The band recorded a cover of the song while they were demoing their new record, Skeletal Coast, but ultimately, it didn’t make the final cut for the record.
“It wasn’t, like, a throwaway thing that we just did,” Kelly explains. “We had it, along with everything else, recorded. Then, it just wasn’t for this album.”
Kelly notes that he also likes protest songs that don’t necessarily seem political on the surface.
“The thing is, for me, the greatest protest songs are the songs that are about you struggling with what’s going on,” he says. One of Kelly’s favorite protest songs of all time is “Clay Pigeons” by Blaze Foley.
“‘Clay Pigeons’ is just a song about a guy that’s very sad, and he goes and sits by a woman on the bus and pretends that he’s her husband for a while because he’s so sad. And it doesn’t seem like much of a protest song, but it is. The thing about being so fed up that you can’t take it anymore.”

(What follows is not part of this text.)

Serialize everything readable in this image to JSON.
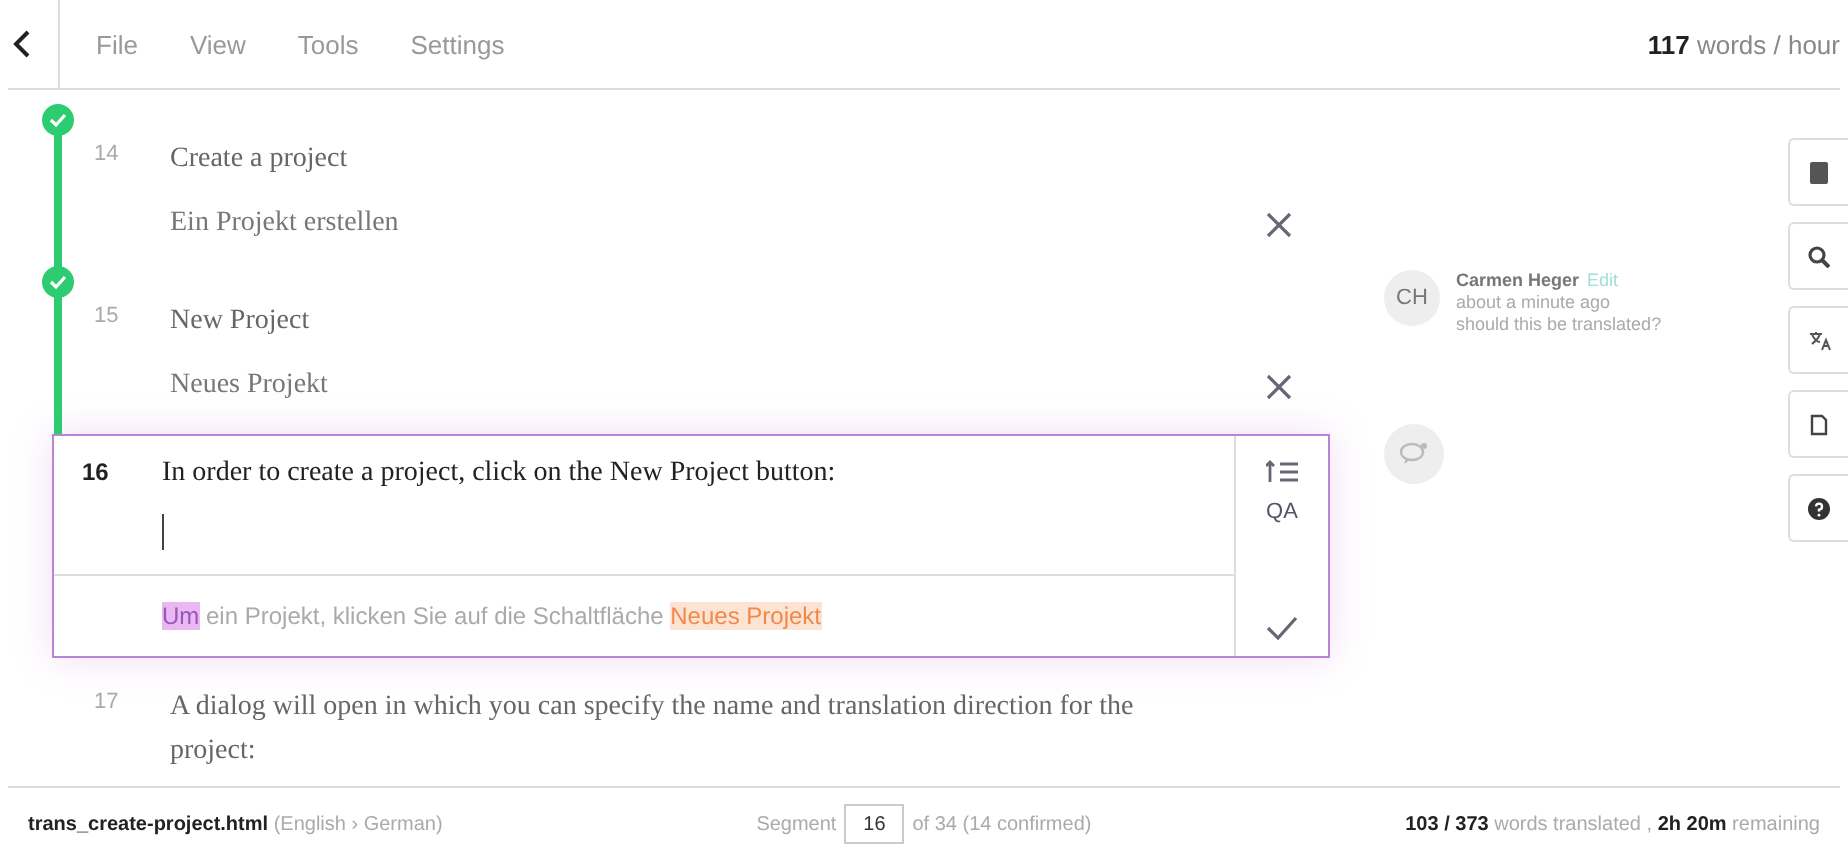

On the other hand, if a song is going to directly address a specific social issue, Kelly thinks it should go all out. Which is what makes “Luang Prabang” so powerful: it is a blunt anti-war song that doesn’t beat around the bush.
“If you’re gonna be fuckin’ overt in a protest song,” says Kelly, “I want Dave Van Ronk, ‘Luang Prabang.’ I want ‘Fuck The Police’ [by N.W.A.]. I don’t want some art thing; I want visceral fury.”